In an interview with the The New York Times, Frankenthaler’s longtime assistant, Maureen St. Onge, said that she had been ill for some time, but did not go into details about the cause of death. A statement from Jeanne Collins & Associates, the PR firm that represented the artist, placed Frankenthaler among “the great American artists of the 20th century,” describing her as “one of the foremost colorists of our time.”
Born in 1928, Frankenthaler was educated at the Dalton School and Bennington College. Receiving instruction from Rufino Tamayo, Paul Feeley, and, briefly, Hans Hofmann, Frankenthaler emerged early on as a legitimate heir to the first generation of Abstract Expressionists. With an eye for color that few could match, Frankenthaler possessed a passion for experimentation that led her into other media, including ceramics and printmaking.
A key moment in Frankenthaler's career took place when she began thinning her paints with turpentine so that they would be absorbed into the fabric of the canvas. Drawing attention to the the materiality and flatness of the medium, her “stain” technique would affirm the priorities of Modernism established by Clement Greenberg, using “the methods of a discipline to criticize the discipline itself.” Greenberg, with whom Frankenthaler was involved romantically for several years, was an early champion of Frankenthaler's work; he would include her in a seminal show he curated for the Los Angeles County Museum of Art in 1964, titled “Post-Painterly Abstraction.”
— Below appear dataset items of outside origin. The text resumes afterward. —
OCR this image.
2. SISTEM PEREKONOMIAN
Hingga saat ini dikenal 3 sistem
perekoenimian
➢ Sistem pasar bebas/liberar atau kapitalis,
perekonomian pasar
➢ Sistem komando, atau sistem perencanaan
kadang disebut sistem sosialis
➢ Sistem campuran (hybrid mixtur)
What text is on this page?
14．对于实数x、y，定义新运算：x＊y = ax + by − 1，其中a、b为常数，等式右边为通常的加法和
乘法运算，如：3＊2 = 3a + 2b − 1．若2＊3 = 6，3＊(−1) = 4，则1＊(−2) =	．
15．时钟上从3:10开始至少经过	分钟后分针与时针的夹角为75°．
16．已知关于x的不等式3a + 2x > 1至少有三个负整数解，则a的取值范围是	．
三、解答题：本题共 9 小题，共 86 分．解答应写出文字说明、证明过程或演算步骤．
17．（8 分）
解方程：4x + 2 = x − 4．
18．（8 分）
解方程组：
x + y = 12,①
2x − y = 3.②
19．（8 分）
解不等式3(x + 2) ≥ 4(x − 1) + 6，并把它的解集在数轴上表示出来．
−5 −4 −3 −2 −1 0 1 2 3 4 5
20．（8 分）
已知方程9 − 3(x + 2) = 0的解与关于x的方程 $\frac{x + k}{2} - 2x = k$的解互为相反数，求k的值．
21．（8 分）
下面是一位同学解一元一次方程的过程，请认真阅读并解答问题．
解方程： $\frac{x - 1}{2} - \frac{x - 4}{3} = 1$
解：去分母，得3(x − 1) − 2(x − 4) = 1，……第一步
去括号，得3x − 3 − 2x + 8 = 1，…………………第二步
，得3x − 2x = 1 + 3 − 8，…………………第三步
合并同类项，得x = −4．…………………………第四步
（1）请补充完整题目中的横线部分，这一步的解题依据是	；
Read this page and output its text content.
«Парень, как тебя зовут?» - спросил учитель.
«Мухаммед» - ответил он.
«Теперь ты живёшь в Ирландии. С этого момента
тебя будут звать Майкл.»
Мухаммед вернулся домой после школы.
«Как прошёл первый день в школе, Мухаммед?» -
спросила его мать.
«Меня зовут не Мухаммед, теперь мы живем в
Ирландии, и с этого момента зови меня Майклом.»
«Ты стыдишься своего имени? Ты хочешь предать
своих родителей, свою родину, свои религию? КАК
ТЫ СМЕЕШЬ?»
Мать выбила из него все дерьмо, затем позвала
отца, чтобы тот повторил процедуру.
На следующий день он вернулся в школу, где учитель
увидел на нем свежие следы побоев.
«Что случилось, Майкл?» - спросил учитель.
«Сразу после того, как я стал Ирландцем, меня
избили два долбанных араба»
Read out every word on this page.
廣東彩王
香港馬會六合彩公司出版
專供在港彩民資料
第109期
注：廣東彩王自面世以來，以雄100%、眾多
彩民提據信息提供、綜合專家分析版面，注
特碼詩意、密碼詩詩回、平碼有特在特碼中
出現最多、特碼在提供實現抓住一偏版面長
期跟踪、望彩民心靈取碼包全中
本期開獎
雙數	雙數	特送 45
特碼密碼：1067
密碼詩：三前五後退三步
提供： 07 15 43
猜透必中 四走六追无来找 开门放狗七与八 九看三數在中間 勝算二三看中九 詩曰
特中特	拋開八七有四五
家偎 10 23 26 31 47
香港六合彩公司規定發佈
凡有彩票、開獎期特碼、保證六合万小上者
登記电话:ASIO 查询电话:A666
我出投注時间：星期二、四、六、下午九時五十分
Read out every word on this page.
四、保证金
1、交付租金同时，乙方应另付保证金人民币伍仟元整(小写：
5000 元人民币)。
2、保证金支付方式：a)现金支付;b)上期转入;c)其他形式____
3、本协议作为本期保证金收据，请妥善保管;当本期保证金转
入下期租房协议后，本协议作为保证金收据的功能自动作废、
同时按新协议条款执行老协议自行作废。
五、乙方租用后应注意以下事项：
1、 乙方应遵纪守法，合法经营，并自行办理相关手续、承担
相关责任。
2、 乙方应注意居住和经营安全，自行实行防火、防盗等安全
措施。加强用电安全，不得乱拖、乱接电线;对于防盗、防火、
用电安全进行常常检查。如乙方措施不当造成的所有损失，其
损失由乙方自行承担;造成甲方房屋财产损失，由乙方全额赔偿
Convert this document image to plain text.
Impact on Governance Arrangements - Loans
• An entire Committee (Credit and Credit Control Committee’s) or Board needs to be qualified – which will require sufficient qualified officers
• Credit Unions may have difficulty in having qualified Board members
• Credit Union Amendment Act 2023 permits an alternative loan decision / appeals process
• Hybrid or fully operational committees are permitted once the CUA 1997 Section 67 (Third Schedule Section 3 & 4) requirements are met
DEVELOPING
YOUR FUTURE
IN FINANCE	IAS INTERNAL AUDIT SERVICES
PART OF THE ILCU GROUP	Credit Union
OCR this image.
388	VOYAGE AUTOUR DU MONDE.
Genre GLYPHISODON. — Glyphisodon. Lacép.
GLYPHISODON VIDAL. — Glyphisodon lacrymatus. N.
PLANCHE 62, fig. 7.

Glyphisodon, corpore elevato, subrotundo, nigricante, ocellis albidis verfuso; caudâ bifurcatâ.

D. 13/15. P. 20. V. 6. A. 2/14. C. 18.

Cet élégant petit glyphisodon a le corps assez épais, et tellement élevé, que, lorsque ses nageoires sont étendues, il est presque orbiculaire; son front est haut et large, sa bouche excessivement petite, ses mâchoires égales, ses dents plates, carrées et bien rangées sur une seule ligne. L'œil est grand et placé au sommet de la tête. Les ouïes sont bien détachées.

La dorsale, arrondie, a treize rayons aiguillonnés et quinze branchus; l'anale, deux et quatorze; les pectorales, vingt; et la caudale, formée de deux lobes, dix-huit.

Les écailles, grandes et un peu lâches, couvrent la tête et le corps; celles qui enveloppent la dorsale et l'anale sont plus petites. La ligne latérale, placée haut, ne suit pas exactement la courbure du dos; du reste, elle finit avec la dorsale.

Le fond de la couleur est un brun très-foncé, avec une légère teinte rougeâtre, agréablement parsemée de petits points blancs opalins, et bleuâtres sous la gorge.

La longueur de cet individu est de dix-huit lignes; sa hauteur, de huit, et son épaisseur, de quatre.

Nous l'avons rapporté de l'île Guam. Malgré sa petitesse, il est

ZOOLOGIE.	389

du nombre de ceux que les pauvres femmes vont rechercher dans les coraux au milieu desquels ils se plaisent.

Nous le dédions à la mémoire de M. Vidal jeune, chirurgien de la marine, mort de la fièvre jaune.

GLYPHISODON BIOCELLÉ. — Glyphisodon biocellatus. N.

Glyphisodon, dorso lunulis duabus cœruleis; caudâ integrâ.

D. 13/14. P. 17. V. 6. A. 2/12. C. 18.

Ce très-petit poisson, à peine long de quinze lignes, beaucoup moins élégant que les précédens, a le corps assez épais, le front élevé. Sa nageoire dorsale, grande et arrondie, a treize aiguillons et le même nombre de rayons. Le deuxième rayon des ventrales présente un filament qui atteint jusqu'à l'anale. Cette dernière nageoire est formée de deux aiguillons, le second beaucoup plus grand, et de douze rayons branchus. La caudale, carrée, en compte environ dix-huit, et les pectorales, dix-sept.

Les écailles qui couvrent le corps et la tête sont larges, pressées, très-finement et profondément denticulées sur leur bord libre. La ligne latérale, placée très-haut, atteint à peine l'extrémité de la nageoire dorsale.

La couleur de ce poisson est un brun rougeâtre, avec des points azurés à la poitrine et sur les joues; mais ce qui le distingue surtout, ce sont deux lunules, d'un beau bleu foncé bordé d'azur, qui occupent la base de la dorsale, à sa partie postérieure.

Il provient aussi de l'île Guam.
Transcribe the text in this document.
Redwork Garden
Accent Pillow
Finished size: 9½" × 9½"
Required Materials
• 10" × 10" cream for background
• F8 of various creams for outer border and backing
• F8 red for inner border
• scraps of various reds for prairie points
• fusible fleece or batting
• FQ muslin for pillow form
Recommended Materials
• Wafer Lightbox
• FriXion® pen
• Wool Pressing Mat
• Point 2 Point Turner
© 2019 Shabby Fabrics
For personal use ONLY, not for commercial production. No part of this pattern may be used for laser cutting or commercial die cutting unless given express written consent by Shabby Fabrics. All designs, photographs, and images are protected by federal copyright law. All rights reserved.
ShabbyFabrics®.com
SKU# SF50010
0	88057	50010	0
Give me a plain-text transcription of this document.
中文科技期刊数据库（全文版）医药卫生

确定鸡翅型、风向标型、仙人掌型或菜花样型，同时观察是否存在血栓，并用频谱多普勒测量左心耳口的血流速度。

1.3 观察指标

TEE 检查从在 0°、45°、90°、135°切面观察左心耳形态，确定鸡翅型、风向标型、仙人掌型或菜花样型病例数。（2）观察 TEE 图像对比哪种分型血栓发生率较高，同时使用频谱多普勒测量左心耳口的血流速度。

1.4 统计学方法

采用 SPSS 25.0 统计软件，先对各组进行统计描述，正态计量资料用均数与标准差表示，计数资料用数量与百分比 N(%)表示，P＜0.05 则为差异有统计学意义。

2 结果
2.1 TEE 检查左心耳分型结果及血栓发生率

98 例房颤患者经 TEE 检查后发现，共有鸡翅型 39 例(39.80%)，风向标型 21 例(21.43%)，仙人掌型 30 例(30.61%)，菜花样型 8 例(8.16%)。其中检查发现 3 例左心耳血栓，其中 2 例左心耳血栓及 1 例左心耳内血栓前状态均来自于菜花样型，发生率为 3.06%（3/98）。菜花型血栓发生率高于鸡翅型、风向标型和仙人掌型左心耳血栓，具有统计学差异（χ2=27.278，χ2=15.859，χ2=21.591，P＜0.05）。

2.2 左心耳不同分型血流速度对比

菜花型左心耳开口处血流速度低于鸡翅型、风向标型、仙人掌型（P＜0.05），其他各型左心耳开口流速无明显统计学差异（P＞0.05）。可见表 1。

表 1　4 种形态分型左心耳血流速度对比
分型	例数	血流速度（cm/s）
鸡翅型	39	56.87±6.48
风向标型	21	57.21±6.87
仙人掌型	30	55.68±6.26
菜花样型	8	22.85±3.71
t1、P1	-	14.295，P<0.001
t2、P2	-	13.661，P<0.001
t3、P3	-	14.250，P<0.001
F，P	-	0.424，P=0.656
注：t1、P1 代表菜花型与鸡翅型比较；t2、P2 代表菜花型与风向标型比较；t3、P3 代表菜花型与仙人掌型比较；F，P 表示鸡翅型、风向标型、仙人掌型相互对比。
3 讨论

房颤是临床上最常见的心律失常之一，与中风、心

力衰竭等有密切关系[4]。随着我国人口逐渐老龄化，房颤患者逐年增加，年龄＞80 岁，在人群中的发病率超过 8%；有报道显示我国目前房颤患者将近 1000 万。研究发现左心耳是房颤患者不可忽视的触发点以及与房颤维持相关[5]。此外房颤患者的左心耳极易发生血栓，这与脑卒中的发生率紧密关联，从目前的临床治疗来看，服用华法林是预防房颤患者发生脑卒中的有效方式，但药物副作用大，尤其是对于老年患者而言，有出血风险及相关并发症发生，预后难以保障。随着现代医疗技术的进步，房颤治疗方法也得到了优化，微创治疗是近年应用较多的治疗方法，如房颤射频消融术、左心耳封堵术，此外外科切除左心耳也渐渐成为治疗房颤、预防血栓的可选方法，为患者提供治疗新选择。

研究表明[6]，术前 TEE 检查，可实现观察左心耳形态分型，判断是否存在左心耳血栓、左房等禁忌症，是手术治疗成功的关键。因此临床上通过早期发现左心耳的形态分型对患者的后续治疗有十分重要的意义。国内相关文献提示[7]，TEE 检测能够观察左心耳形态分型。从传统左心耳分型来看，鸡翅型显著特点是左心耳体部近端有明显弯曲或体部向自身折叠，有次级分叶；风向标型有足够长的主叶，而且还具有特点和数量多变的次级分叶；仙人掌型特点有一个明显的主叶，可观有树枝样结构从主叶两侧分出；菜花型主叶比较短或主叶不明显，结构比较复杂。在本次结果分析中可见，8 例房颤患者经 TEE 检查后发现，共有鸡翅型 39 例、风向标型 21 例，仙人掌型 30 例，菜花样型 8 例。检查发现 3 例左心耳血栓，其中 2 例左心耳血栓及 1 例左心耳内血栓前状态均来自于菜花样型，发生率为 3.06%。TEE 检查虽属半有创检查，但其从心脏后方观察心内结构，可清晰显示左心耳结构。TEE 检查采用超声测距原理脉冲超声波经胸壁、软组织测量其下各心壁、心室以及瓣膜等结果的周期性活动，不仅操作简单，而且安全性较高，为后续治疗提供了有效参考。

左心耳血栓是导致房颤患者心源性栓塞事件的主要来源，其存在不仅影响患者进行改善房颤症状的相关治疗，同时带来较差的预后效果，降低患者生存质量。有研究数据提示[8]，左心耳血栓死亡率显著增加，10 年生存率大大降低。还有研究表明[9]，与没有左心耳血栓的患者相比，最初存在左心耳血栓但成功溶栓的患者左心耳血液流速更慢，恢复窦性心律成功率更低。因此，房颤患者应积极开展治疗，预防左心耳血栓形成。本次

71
Like Lee Krasner and Elaine de Kooning, Frankenthaler knew what it was like to be a great painter who was also married to a great painter. Critics and historians tend to regard Abstract Expressionism as a boy’s club, generally treating whatever signs of femininity as exceptional, and describing the movement’s women contributors as somehow aberrant and minor.
Granted, there are features of Frankenthaler's work that are decidedly feminine. She frequently opted for pinks, blues, and floral greens, and the colors in her stain paintings are characterized by a sense of delicacy and transience. Of course, none of this came from an interest in being a “lady painter.” The New York Times points out that Frankenthaler “never aligned herself with the feminist movement in art that began to surface in the 1970s.” Her contributions to AbEx and Color Field movements were driven by something much more personal: a desire to explore the relationships between color and form at their most elemental level. Frankenthaler sought to make new, expressive, moving work. She succeeded.